На седьмой день, в субботу утром, я вошла на кухню. Олег сидел за столом, глядя в пустоту.
— Ну что? — спросила я, ставя на плиту турку с кофе. Аромат начал медленно наполнять пространство, но не делал его уютнее.
— Я не могу, Аня, — тихо сказал он. — Я не могу им сказать.
Я повернулась к нему. В его глазах была такая бездна отчаяния и слабости, что мне на миг захотелось всё отменить. Обнять его и сказать, что мы продолжим играть в эту игру. Но я знала, что это убьёт нас обоих.
— Хорошо, — сказала я так же тихо. — Тогда это сделаю я.
Я взяла с вешалки ключи от машины.
— Ты куда? — он вскочил.
— К твоим родителям.
— Нет! Не надо! Аня, прошу! — в его голосе зазвенели панические нотки.
— Надо, Олег. Этот спектакль окончен.
Я вышла из квартиры. Он догнал меня уже у лифта, схватил за руку.
— Я поеду с тобой.
Всю дорогу он молчал, только крепче сжимал руль. Когда мы подъехали к знакомому дому, он заглушил мотор и повернулся ко мне.
— Может, не стоит? Мы просто уедем. Начнём всё сначала.
— Мы и начинаем. Прямо сейчас.
Мы поднялись на этаж. Дверь открыла Тамара Павловна. Увидев нас, она просияла.
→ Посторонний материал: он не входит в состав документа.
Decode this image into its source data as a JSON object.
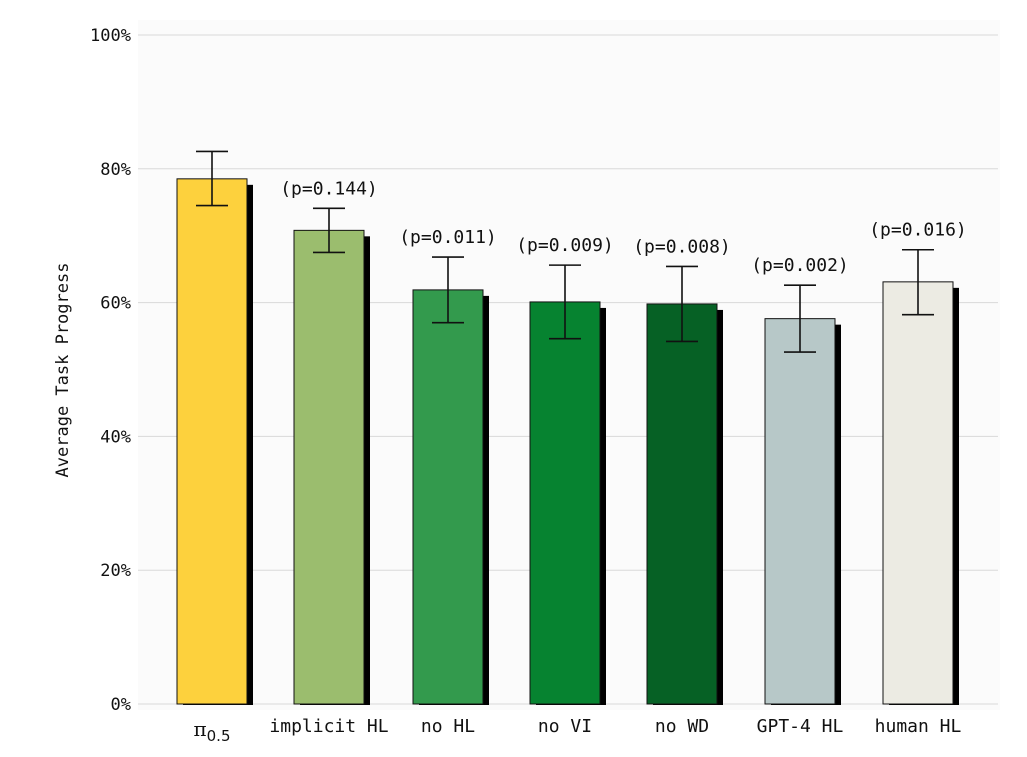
{
  "chart_data": {
    "type": "bar",
    "title": "",
    "xlabel": "",
    "ylabel": "Average Task Progress",
    "ylim": [
      0,
      100
    ],
    "yticks": [
      "0%",
      "20%",
      "40%",
      "60%",
      "80%",
      "100%"
    ],
    "grid": true,
    "categories": [
      {
        "main": "π",
        "sub": "0.5"
      },
      {
        "main": "implicit HL",
        "sub": ""
      },
      {
        "main": "no HL",
        "sub": ""
      },
      {
        "main": "no VI",
        "sub": ""
      },
      {
        "main": "no WD",
        "sub": ""
      },
      {
        "main": "GPT-4 HL",
        "sub": ""
      },
      {
        "main": "human HL",
        "sub": ""
      }
    ],
    "values": [
      78.5,
      70.8,
      61.9,
      60.1,
      59.8,
      57.6,
      63.1
    ],
    "error_low": [
      74.5,
      67.5,
      57.0,
      54.6,
      54.2,
      52.6,
      58.2
    ],
    "error_high": [
      82.6,
      74.1,
      66.8,
      65.6,
      65.4,
      62.6,
      67.9
    ],
    "p_values": [
      "",
      "(p=0.144)",
      "(p=0.011)",
      "(p=0.009)",
      "(p=0.008)",
      "(p=0.002)",
      "(p=0.016)"
    ],
    "colors": [
      "#fdd13d",
      "#9bbd6e",
      "#339a4d",
      "#068330",
      "#066125",
      "#b7c8c8",
      "#ecebe3"
    ]
  }
}
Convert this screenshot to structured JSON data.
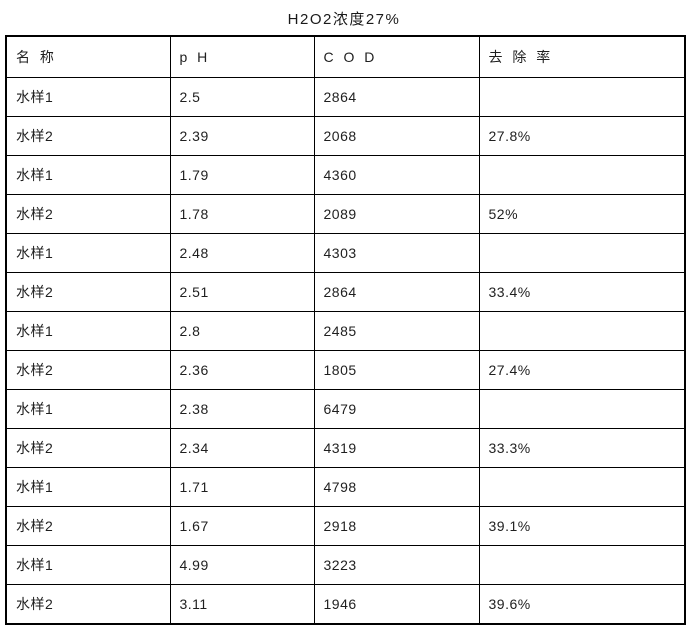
{
  "title": "H2O2浓度27%",
  "table": {
    "headers": [
      "名 称",
      "p H",
      "C O D",
      "去 除 率"
    ],
    "rows": [
      [
        "水样1",
        "2.5",
        "2864",
        ""
      ],
      [
        "水样2",
        "2.39",
        "2068",
        "27.8%"
      ],
      [
        "水样1",
        "1.79",
        "4360",
        ""
      ],
      [
        "水样2",
        "1.78",
        "2089",
        "52%"
      ],
      [
        "水样1",
        "2.48",
        "4303",
        ""
      ],
      [
        "水样2",
        "2.51",
        "2864",
        "33.4%"
      ],
      [
        "水样1",
        "2.8",
        "2485",
        ""
      ],
      [
        "水样2",
        "2.36",
        "1805",
        "27.4%"
      ],
      [
        "水样1",
        "2.38",
        "6479",
        ""
      ],
      [
        "水样2",
        "2.34",
        "4319",
        "33.3%"
      ],
      [
        "水样1",
        "1.71",
        "4798",
        ""
      ],
      [
        "水样2",
        "1.67",
        "2918",
        "39.1%"
      ],
      [
        "水样1",
        "4.99",
        "3223",
        ""
      ],
      [
        "水样2",
        "3.11",
        "1946",
        "39.6%"
      ]
    ]
  },
  "colors": {
    "background": "#ffffff",
    "border": "#000000",
    "text": "#1f1f1f"
  }
}
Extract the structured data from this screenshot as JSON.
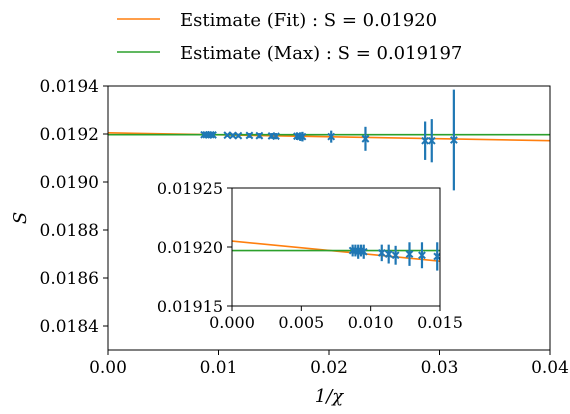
{
  "chart_data": [
    {
      "type": "scatter",
      "role": "main",
      "xlabel": "1/χ",
      "ylabel": "S",
      "xlim": [
        0.0,
        0.04
      ],
      "ylim": [
        0.0183,
        0.0194
      ],
      "x_ticks": [
        0.0,
        0.01,
        0.02,
        0.03,
        0.04
      ],
      "x_tick_labels": [
        "0.00",
        "0.01",
        "0.02",
        "0.03",
        "0.04"
      ],
      "y_ticks": [
        0.0184,
        0.0186,
        0.0188,
        0.019,
        0.0192,
        0.0194
      ],
      "y_tick_labels": [
        "0.0184",
        "0.0186",
        "0.0188",
        "0.0190",
        "0.0192",
        "0.0194"
      ],
      "grid": false,
      "legend_position": "above-plot",
      "series": [
        {
          "name": "Estimate (Fit) : S = 0.01920",
          "kind": "line",
          "color": "#ff7f0e",
          "x": [
            0.0,
            0.04
          ],
          "y": [
            0.019205,
            0.019172
          ]
        },
        {
          "name": "Estimate (Max) : S = 0.019197",
          "kind": "line",
          "color": "#2ca02c",
          "x": [
            0.0,
            0.04
          ],
          "y": [
            0.019197,
            0.019197
          ]
        },
        {
          "kind": "errorbar",
          "color": "#1f77b4",
          "x": [
            0.0087,
            0.0089,
            0.0091,
            0.0093,
            0.0095,
            0.0108,
            0.0113,
            0.0118,
            0.0128,
            0.0137,
            0.0148,
            0.0152,
            0.0171,
            0.0174,
            0.0176,
            0.0202,
            0.0233,
            0.0287,
            0.0293,
            0.0313
          ],
          "y": [
            0.019197,
            0.019197,
            0.019196,
            0.019197,
            0.019196,
            0.019195,
            0.019194,
            0.019193,
            0.019194,
            0.019193,
            0.019192,
            0.019191,
            0.019191,
            0.019189,
            0.019189,
            0.019189,
            0.01918,
            0.019172,
            0.019172,
            0.019175
          ],
          "yerr": [
            5e-06,
            5e-06,
            6e-06,
            5e-06,
            6e-06,
            7e-06,
            8e-06,
            8e-06,
            1e-05,
            1.1e-05,
            1.2e-05,
            1.3e-05,
            1.6e-05,
            1.8e-05,
            2e-05,
            2.5e-05,
            5e-05,
            8e-05,
            9e-05,
            0.00021
          ]
        }
      ]
    },
    {
      "type": "scatter",
      "role": "inset",
      "xlim": [
        0.0,
        0.015
      ],
      "ylim": [
        0.01915,
        0.01925
      ],
      "x_ticks": [
        0.0,
        0.005,
        0.01,
        0.015
      ],
      "x_tick_labels": [
        "0.000",
        "0.005",
        "0.010",
        "0.015"
      ],
      "y_ticks": [
        0.01915,
        0.0192,
        0.01925
      ],
      "y_tick_labels": [
        "0.01915",
        "0.01920",
        "0.01925"
      ],
      "grid": false,
      "series": [
        {
          "kind": "line",
          "color": "#ff7f0e",
          "x": [
            0.0,
            0.015
          ],
          "y": [
            0.019205,
            0.019188
          ]
        },
        {
          "kind": "line",
          "color": "#2ca02c",
          "x": [
            0.0,
            0.015
          ],
          "y": [
            0.019197,
            0.019197
          ]
        },
        {
          "kind": "errorbar",
          "color": "#1f77b4",
          "x": [
            0.0087,
            0.0089,
            0.0091,
            0.0093,
            0.0095,
            0.0108,
            0.0113,
            0.0118,
            0.0128,
            0.0137,
            0.0148
          ],
          "y": [
            0.019197,
            0.019197,
            0.019196,
            0.019197,
            0.019196,
            0.019195,
            0.019194,
            0.019193,
            0.019194,
            0.019193,
            0.019192
          ],
          "yerr": [
            5e-06,
            5e-06,
            6e-06,
            5e-06,
            6e-06,
            7e-06,
            8e-06,
            8e-06,
            1e-05,
            1.1e-05,
            1.2e-05
          ]
        }
      ]
    }
  ]
}
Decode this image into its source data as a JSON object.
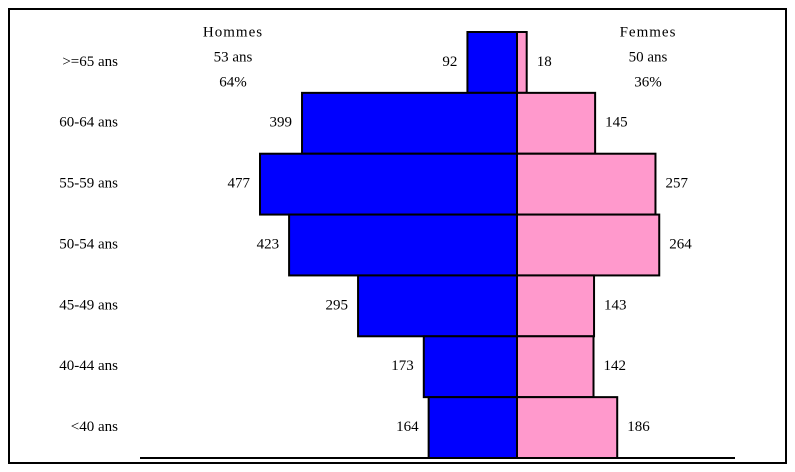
{
  "chart_data": {
    "type": "pyramid",
    "categories": [
      ">=65 ans",
      "60-64 ans",
      "55-59 ans",
      "50-54 ans",
      "45-49 ans",
      "40-44 ans",
      "<40 ans"
    ],
    "series": [
      {
        "name": "Hommes",
        "color": "#0000ff",
        "notes": [
          "53 ans",
          "64%"
        ],
        "values": [
          92,
          399,
          477,
          423,
          295,
          173,
          164
        ]
      },
      {
        "name": "Femmes",
        "color": "#ff99cc",
        "notes": [
          "50 ans",
          "36%"
        ],
        "values": [
          18,
          145,
          257,
          264,
          143,
          142,
          186
        ]
      }
    ]
  }
}
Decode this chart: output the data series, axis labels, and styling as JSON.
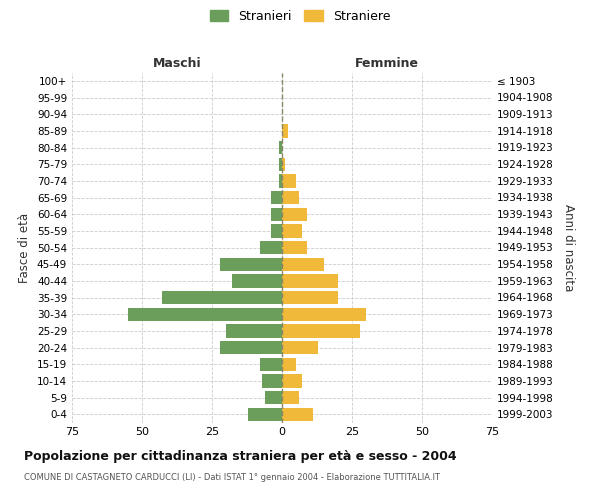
{
  "age_groups": [
    "0-4",
    "5-9",
    "10-14",
    "15-19",
    "20-24",
    "25-29",
    "30-34",
    "35-39",
    "40-44",
    "45-49",
    "50-54",
    "55-59",
    "60-64",
    "65-69",
    "70-74",
    "75-79",
    "80-84",
    "85-89",
    "90-94",
    "95-99",
    "100+"
  ],
  "birth_years": [
    "1999-2003",
    "1994-1998",
    "1989-1993",
    "1984-1988",
    "1979-1983",
    "1974-1978",
    "1969-1973",
    "1964-1968",
    "1959-1963",
    "1954-1958",
    "1949-1953",
    "1944-1948",
    "1939-1943",
    "1934-1938",
    "1929-1933",
    "1924-1928",
    "1919-1923",
    "1914-1918",
    "1909-1913",
    "1904-1908",
    "≤ 1903"
  ],
  "maschi": [
    12,
    6,
    7,
    8,
    22,
    20,
    55,
    43,
    18,
    22,
    8,
    4,
    4,
    4,
    1,
    1,
    1,
    0,
    0,
    0,
    0
  ],
  "femmine": [
    11,
    6,
    7,
    5,
    13,
    28,
    30,
    20,
    20,
    15,
    9,
    7,
    9,
    6,
    5,
    1,
    0,
    2,
    0,
    0,
    0
  ],
  "maschi_color": "#6a9e5a",
  "femmine_color": "#f0b93a",
  "background_color": "#ffffff",
  "grid_color": "#cccccc",
  "title": "Popolazione per cittadinanza straniera per età e sesso - 2004",
  "subtitle": "COMUNE DI CASTAGNETO CARDUCCI (LI) - Dati ISTAT 1° gennaio 2004 - Elaborazione TUTTITALIA.IT",
  "xlabel_left": "Maschi",
  "xlabel_right": "Femmine",
  "ylabel_left": "Fasce di età",
  "ylabel_right": "Anni di nascita",
  "legend_stranieri": "Stranieri",
  "legend_straniere": "Straniere",
  "xlim": 75,
  "bar_height": 0.8
}
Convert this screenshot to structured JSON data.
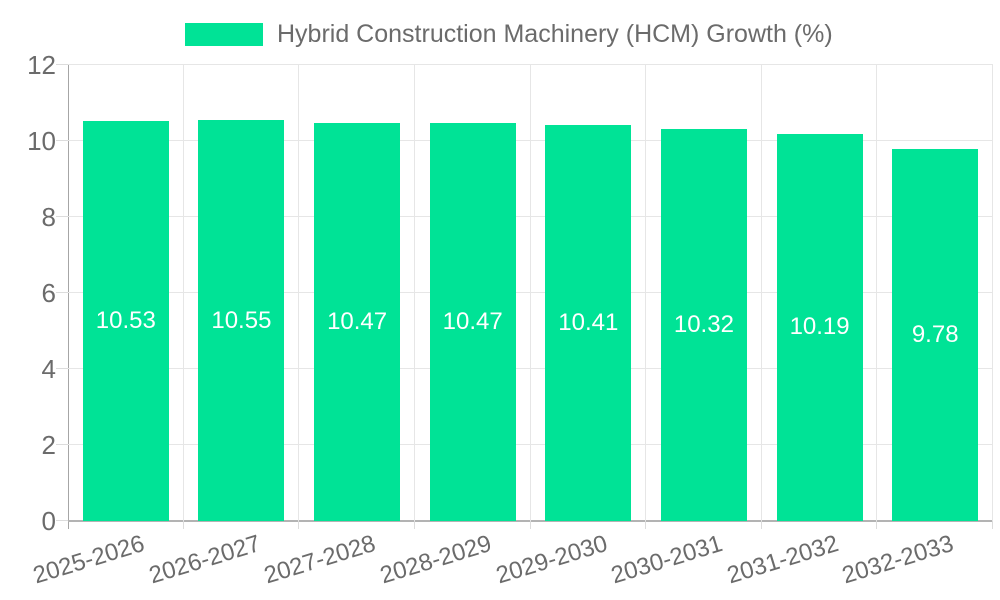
{
  "legend": {
    "label": "Hybrid Construction Machinery (HCM) Growth (%)"
  },
  "chart_data": {
    "type": "bar",
    "title": "",
    "xlabel": "",
    "ylabel": "",
    "categories": [
      "2025-2026",
      "2026-2027",
      "2027-2028",
      "2028-2029",
      "2029-2030",
      "2030-2031",
      "2031-2032",
      "2032-2033"
    ],
    "series": [
      {
        "name": "Hybrid Construction Machinery (HCM) Growth (%)",
        "values": [
          10.53,
          10.55,
          10.47,
          10.47,
          10.41,
          10.32,
          10.19,
          9.78
        ]
      }
    ],
    "data_labels": [
      "10.53",
      "10.55",
      "10.47",
      "10.47",
      "10.41",
      "10.32",
      "10.19",
      "9.78"
    ],
    "ylim": [
      0,
      12
    ],
    "yticks": [
      0,
      2,
      4,
      6,
      8,
      10,
      12
    ],
    "ytick_labels": [
      "0",
      "2",
      "4",
      "6",
      "8",
      "10",
      "12"
    ],
    "grid": true,
    "legend_position": "top",
    "colors": {
      "bar": "#00E396",
      "grid": "#e6e6e6",
      "axis_line": "#a6a6a6",
      "tick_text": "#6b6b6b",
      "data_label_text": "#ffffff",
      "background": "#ffffff"
    }
  }
}
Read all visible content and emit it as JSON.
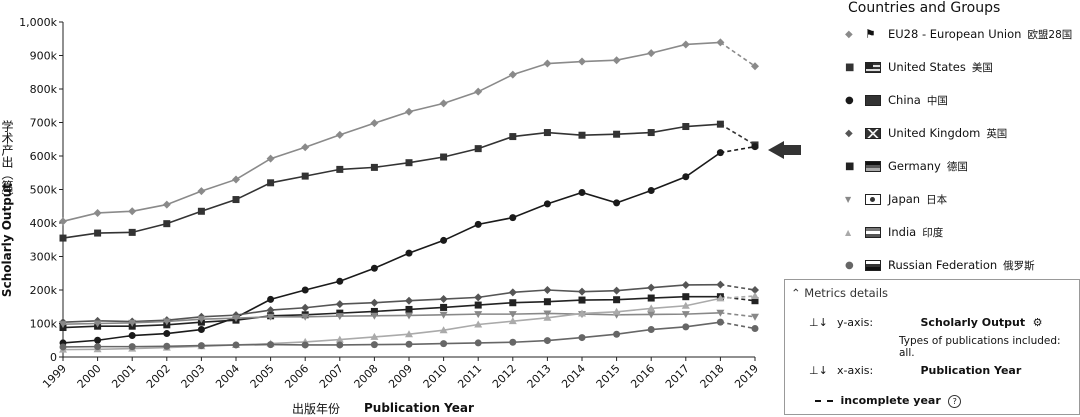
{
  "chart_data": {
    "type": "line",
    "title": "",
    "ylabel": "Scholarly Output",
    "ylabel_cn": "学术产出（篇）",
    "xlabel": "Publication Year",
    "xlabel_cn": "出版年份",
    "ylim": [
      0,
      1000000
    ],
    "yticks": [
      "0",
      "100k",
      "200k",
      "300k",
      "400k",
      "500k",
      "600k",
      "700k",
      "800k",
      "900k",
      "1,000k"
    ],
    "x": [
      "1999",
      "2000",
      "2001",
      "2002",
      "2003",
      "2004",
      "2005",
      "2006",
      "2007",
      "2008",
      "2009",
      "2010",
      "2011",
      "2012",
      "2013",
      "2014",
      "2015",
      "2016",
      "2017",
      "2018",
      "2019"
    ],
    "incomplete_from_year": "2018",
    "grid": false,
    "legend_placement": "right",
    "series": [
      {
        "name": "EU28 - European Union",
        "name_cn": "欧盟28国",
        "marker": "diamond",
        "flag": "eu",
        "color": "#8a8a8a",
        "values": [
          405000,
          430000,
          435000,
          455000,
          495000,
          530000,
          592000,
          626000,
          663000,
          698000,
          732000,
          757000,
          792000,
          843000,
          876000,
          882000,
          886000,
          907000,
          933000,
          939000,
          868000
        ]
      },
      {
        "name": "United States",
        "name_cn": "美国",
        "marker": "square",
        "flag": "us",
        "color": "#333333",
        "values": [
          355000,
          370000,
          372000,
          398000,
          435000,
          470000,
          520000,
          540000,
          560000,
          566000,
          580000,
          597000,
          622000,
          658000,
          670000,
          662000,
          665000,
          670000,
          688000,
          695000,
          633000
        ]
      },
      {
        "name": "China",
        "name_cn": "中国",
        "marker": "circle",
        "flag": "cn",
        "color": "#1a1a1a",
        "values": [
          42000,
          50000,
          64000,
          70000,
          82000,
          118000,
          172000,
          200000,
          226000,
          265000,
          310000,
          348000,
          396000,
          416000,
          457000,
          491000,
          460000,
          497000,
          538000,
          610000,
          628000
        ]
      },
      {
        "name": "United Kingdom",
        "name_cn": "英国",
        "marker": "diamond",
        "flag": "uk",
        "color": "#555555",
        "values": [
          104000,
          108000,
          106000,
          110000,
          120000,
          125000,
          140000,
          147000,
          158000,
          162000,
          168000,
          173000,
          178000,
          193000,
          200000,
          195000,
          198000,
          207000,
          215000,
          216000,
          200000
        ]
      },
      {
        "name": "Germany",
        "name_cn": "德国",
        "marker": "square",
        "flag": "de",
        "color": "#222222",
        "values": [
          88000,
          92000,
          92000,
          96000,
          104000,
          110000,
          123000,
          126000,
          131000,
          136000,
          142000,
          148000,
          155000,
          162000,
          165000,
          170000,
          171000,
          176000,
          180000,
          180000,
          168000
        ]
      },
      {
        "name": "Japan",
        "name_cn": "日本",
        "marker": "triangle-down",
        "flag": "jp",
        "color": "#888888",
        "values": [
          98000,
          100000,
          102000,
          106000,
          113000,
          116000,
          120000,
          120000,
          122000,
          123000,
          124000,
          126000,
          128000,
          128000,
          130000,
          128000,
          126000,
          127000,
          128000,
          132000,
          120000
        ]
      },
      {
        "name": "India",
        "name_cn": "印度",
        "marker": "triangle-up",
        "flag": "in",
        "color": "#aaaaaa",
        "values": [
          22000,
          23000,
          25000,
          28000,
          32000,
          36000,
          40000,
          45000,
          52000,
          60000,
          68000,
          80000,
          97000,
          107000,
          117000,
          130000,
          135000,
          145000,
          153000,
          175000,
          182000
        ]
      },
      {
        "name": "Russian Federation",
        "name_cn": "俄罗斯",
        "marker": "circle",
        "flag": "ru",
        "color": "#666666",
        "values": [
          30000,
          31000,
          31000,
          32000,
          34000,
          36000,
          37000,
          36000,
          36000,
          37000,
          38000,
          40000,
          42000,
          44000,
          49000,
          58000,
          68000,
          82000,
          90000,
          104000,
          85000
        ]
      }
    ]
  },
  "legend": {
    "title": "Countries and Groups"
  },
  "metrics": {
    "header": "Metrics details",
    "y_axis_key": "y-axis:",
    "y_axis_value": "Scholarly Output",
    "y_axis_note": "Types of publications included: all.",
    "x_axis_key": "x-axis:",
    "x_axis_value": "Publication Year",
    "incomplete_label": "incomplete year",
    "help_glyph": "?"
  },
  "icons": {
    "arrow": "left-arrow-icon",
    "collapse": "chevron-up-icon",
    "axis": "axis-icon"
  }
}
— Олежек! Анечка! А я как раз тесто поставила. Проходите!
Мы вошли на кухню. Отец Олега сидел в кресле, читая газету. Пахло ванилью и родительским домом. И ложью.
— Мам, пап, — я встала посреди кухни, чувствуя, как за моей спиной Олег превращается в изваяние. — Нам нужно вам кое-что рассказать.
Тамара Павловна перестала улыбаться.
— Что-то случилось?
— Да. Случилась правда. Олег не работает лучшим сотрудником месяца. Он вообще не работает последние два года.
Свекровь посмотрела на сына, потом на меня.
— Что за глупости ты говоришь?
— Это не глупости. Это я работаю. Я обеспечиваю нашу семью. А деньги, которые вы считаете «премиями» Олега, — это мои деньги. Которые я перевожу ему на карту, чтобы он мог заниматься своим хобби.
Я достала телефон, открыла банковское приложение и протянула ей.
— Вот. Смотрите. Ежемесячные переводы. Два года подряд.
Тамара Павловна смотрела на экран, и её лицо медленно меняло цвет. Отец отложил газету.
— Олег? — спросила она сына, не отрывая взгляда от телефона. — Это правда?
Олег молчал. Он смотрел в пол.
— Так вот на что ты тратил деньги, — её голос задрожал. — На свои железки. А я… я думала…
Она повернулась ко мне, и в её глазах была чистая, незамутнённая ярость.
— Так это ты! Ты всё это устроила! Развратила его, посадила на свою шею! Чтобы он не работал, а занимался ерундой!
— Мама, перестань, — вдруг раздался голос Олега. Тихий, но твёрдый.
Он поднял голову. И впервые за долгое время я увидела в его глазах не страх, а что-то другое. Решимость.
— Аня не сажала меня на свою шею. Она спасла меня. Когда я был готов сгнить на диване, она единственная в меня поверила. Она дала мне возможность снова дышать.
Он шагнул вперёд, вставая рядом со мной.
— И это не железки. Это моя музыка. И у меня есть предложение. От настоящей студии. Я буду писать саундтрек для игры. И это только начало.
Он посмотрел на мать, потом на отца.
— Я люблю вас. Но я больше не буду жить по вашим правилам. Я буду жить по своим. С моей женой.
Мы вышли из квартиры, оставив за спиной руины их мира и звенящую пустоту.
В машине мы долго ехали молча. Но это было другое молчание. Не тяжёлое и вязкое, а лёгкое, очищающее.
Дома Олег сразу прошёл в свою мастерскую. Через несколько минут оттуда полились звуки.
Не просто набор нот, а цельная, мощная, немного печальная, но полная надежды мелодия.
Я села на диван в гостиной. И впервые за два года почувствовала себя дома. Наша квартира перестала быть декорацией.
Она стала местом, где два человека заново учились быть вместе. Без лжи. Без страха. Только музыка и честность.